Most frequently contacted

Another great question: who do I contact the most, and who contacts me? Now that's an easy question to answer:

df['from'].value_counts().head()

However, this method has a few legitimate problems - it treats each name + email as unique when the same person could have any number of email addresses. Without solving the problem of unifying different name formats (Bob Smith, Bob J. Smith, Robert Smith), we can at least count by name and ignore different email addresses.7

def clean_name(fromname):
    return fromname.split('<')[0].strip().replace('"', '').replace('\n', '')

df['from_name'] = df['from'].map(clean_name)
df['from_name'].value_counts()[:6]
Out[105]:
Jennifer Lundstrem     2565
Michael Hartley        1708
Aaron Chevalier        1672
Jeremiah Wander        1297
Judy Hartley           1188
Bryan Nichols           813

Hi, guys!

Wrapup

Like I said, email is an incredibly descriptive dataset. There are a ton more nuggets of interest in that DataFrame above just waiting to be sussed out, and we haven't even started parsing the content of the emails yet. Who writes me the longest messages?

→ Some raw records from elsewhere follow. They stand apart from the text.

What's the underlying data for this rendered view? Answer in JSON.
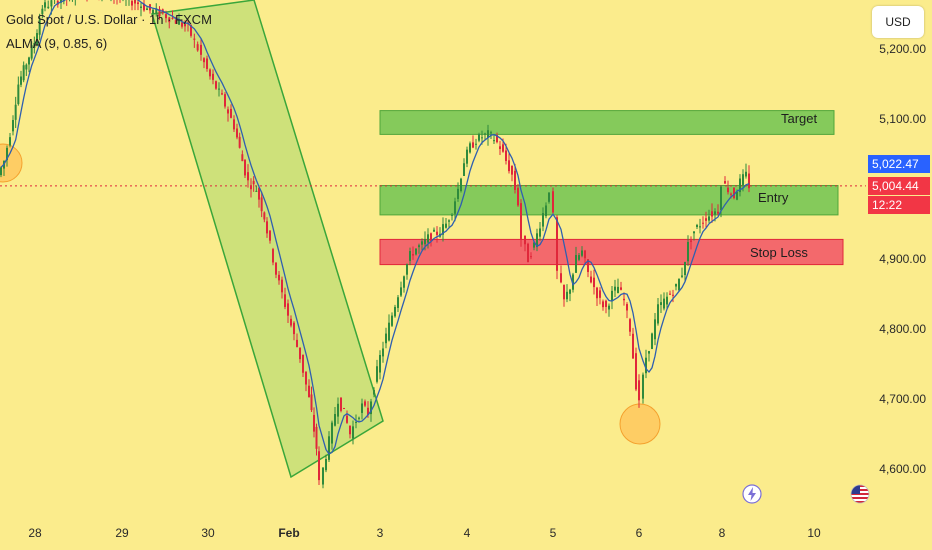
{
  "header": {
    "symbol": "Gold Spot / U.S. Dollar · 1h · FXCM",
    "indicator": "ALMA (9, 0.85, 6)"
  },
  "currency_button": "USD",
  "price_labels": {
    "last_high": "5,022.47",
    "current": "5,004.44",
    "countdown": "12:22"
  },
  "zones": {
    "target": "Target",
    "entry": "Entry",
    "stop": "Stop Loss"
  },
  "colors": {
    "background": "#fbec8c",
    "up": "#2f8a3c",
    "down": "#e0273a",
    "zone_green": "#7ec859",
    "zone_red": "#f2626a",
    "alma": "#2f5fb0",
    "price_blue": "#2962ff",
    "price_red": "#f23645"
  },
  "icons": {
    "lightning": "lightning-icon",
    "flag": "us-flag-icon"
  },
  "chart_data": {
    "type": "candlestick",
    "y_ticks": [
      "5,200.00",
      "5,100.00",
      "4,900.00",
      "4,800.00",
      "4,700.00",
      "4,600.00"
    ],
    "y_tick_values": [
      5200,
      5100,
      4900,
      4800,
      4700,
      4600
    ],
    "x_ticks": [
      "28",
      "29",
      "30",
      "Feb",
      "3",
      "4",
      "5",
      "6",
      "8",
      "10"
    ],
    "ylim": [
      4552,
      5260
    ],
    "current_price": 5004.44,
    "zones": [
      {
        "name": "Target",
        "low": 5078,
        "high": 5112,
        "color": "green"
      },
      {
        "name": "Entry",
        "low": 4963,
        "high": 5005,
        "color": "green"
      },
      {
        "name": "Stop Loss",
        "low": 4892,
        "high": 4928,
        "color": "red"
      }
    ],
    "path": [
      [
        0,
        5020
      ],
      [
        6,
        5040
      ],
      [
        12,
        5080
      ],
      [
        20,
        5150
      ],
      [
        28,
        5180
      ],
      [
        36,
        5210
      ],
      [
        44,
        5260
      ],
      [
        60,
        5270
      ],
      [
        80,
        5280
      ],
      [
        110,
        5280
      ],
      [
        140,
        5265
      ],
      [
        152,
        5255
      ],
      [
        165,
        5250
      ],
      [
        178,
        5240
      ],
      [
        190,
        5230
      ],
      [
        200,
        5200
      ],
      [
        212,
        5160
      ],
      [
        224,
        5130
      ],
      [
        236,
        5090
      ],
      [
        244,
        5040
      ],
      [
        250,
        5010
      ],
      [
        258,
        5000
      ],
      [
        266,
        4960
      ],
      [
        272,
        4920
      ],
      [
        278,
        4880
      ],
      [
        284,
        4850
      ],
      [
        290,
        4820
      ],
      [
        296,
        4790
      ],
      [
        302,
        4760
      ],
      [
        308,
        4720
      ],
      [
        313,
        4680
      ],
      [
        318,
        4630
      ],
      [
        322,
        4580
      ],
      [
        328,
        4620
      ],
      [
        334,
        4660
      ],
      [
        340,
        4700
      ],
      [
        346,
        4680
      ],
      [
        352,
        4650
      ],
      [
        358,
        4670
      ],
      [
        364,
        4690
      ],
      [
        370,
        4680
      ],
      [
        376,
        4720
      ],
      [
        382,
        4760
      ],
      [
        388,
        4790
      ],
      [
        394,
        4820
      ],
      [
        400,
        4850
      ],
      [
        406,
        4880
      ],
      [
        412,
        4905
      ],
      [
        418,
        4915
      ],
      [
        424,
        4920
      ],
      [
        430,
        4930
      ],
      [
        436,
        4935
      ],
      [
        442,
        4940
      ],
      [
        448,
        4950
      ],
      [
        454,
        4970
      ],
      [
        460,
        5000
      ],
      [
        466,
        5040
      ],
      [
        472,
        5060
      ],
      [
        478,
        5070
      ],
      [
        484,
        5075
      ],
      [
        490,
        5078
      ],
      [
        496,
        5072
      ],
      [
        502,
        5060
      ],
      [
        508,
        5040
      ],
      [
        514,
        5020
      ],
      [
        520,
        4980
      ],
      [
        524,
        4930
      ],
      [
        530,
        4900
      ],
      [
        536,
        4920
      ],
      [
        542,
        4950
      ],
      [
        548,
        4980
      ],
      [
        552,
        5000
      ],
      [
        556,
        4960
      ],
      [
        560,
        4880
      ],
      [
        566,
        4840
      ],
      [
        572,
        4860
      ],
      [
        578,
        4900
      ],
      [
        584,
        4910
      ],
      [
        590,
        4880
      ],
      [
        596,
        4860
      ],
      [
        602,
        4840
      ],
      [
        608,
        4830
      ],
      [
        614,
        4850
      ],
      [
        620,
        4860
      ],
      [
        626,
        4840
      ],
      [
        632,
        4800
      ],
      [
        638,
        4720
      ],
      [
        642,
        4700
      ],
      [
        648,
        4760
      ],
      [
        654,
        4790
      ],
      [
        660,
        4830
      ],
      [
        666,
        4840
      ],
      [
        672,
        4850
      ],
      [
        678,
        4860
      ],
      [
        684,
        4880
      ],
      [
        690,
        4920
      ],
      [
        696,
        4940
      ],
      [
        702,
        4950
      ],
      [
        708,
        4960
      ],
      [
        714,
        4965
      ],
      [
        720,
        4970
      ],
      [
        724,
        5010
      ],
      [
        730,
        5000
      ],
      [
        736,
        4990
      ],
      [
        742,
        5010
      ],
      [
        748,
        5020
      ],
      [
        752,
        5005
      ]
    ]
  }
}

What's my favorite curse word? Whose emails am I most and least likely to respond to? And so on.

I encourage you to take a crack at some of those analytics yourself and post any good ones in the comment section below.


Footnotes

  1. But you should really start using 3.x for data analysis already. It's been 8 years. Shame on you.
  2. You could totally use this pretty decent gmail package instead of my own, but a) it hasn't been updated in years and b) it is waaaaaaay overkill for what we're doing.
  3. Alternatively, feel free to remove PEEK and mark all your emails as read...looking at you Mr. 8,127 unread...
  4. There's a lot of very good reasons to not use for loops that have nothing to do with code readability and terseness. Pandas supports the incredible broadcasting ability of Numpy across the majority of its Series which means that an operation can be run performantly at the C level instead of compiled Python.
  5. Datetime, pytz, and emailutils.parse, to name a few.
  6. If any of you have a few liner to do it, I'd love to see it in the comments!
  7. An optimal solution would be to leverage the Google Contacts API and merge different email addresses that way, but that's probably for another blog post.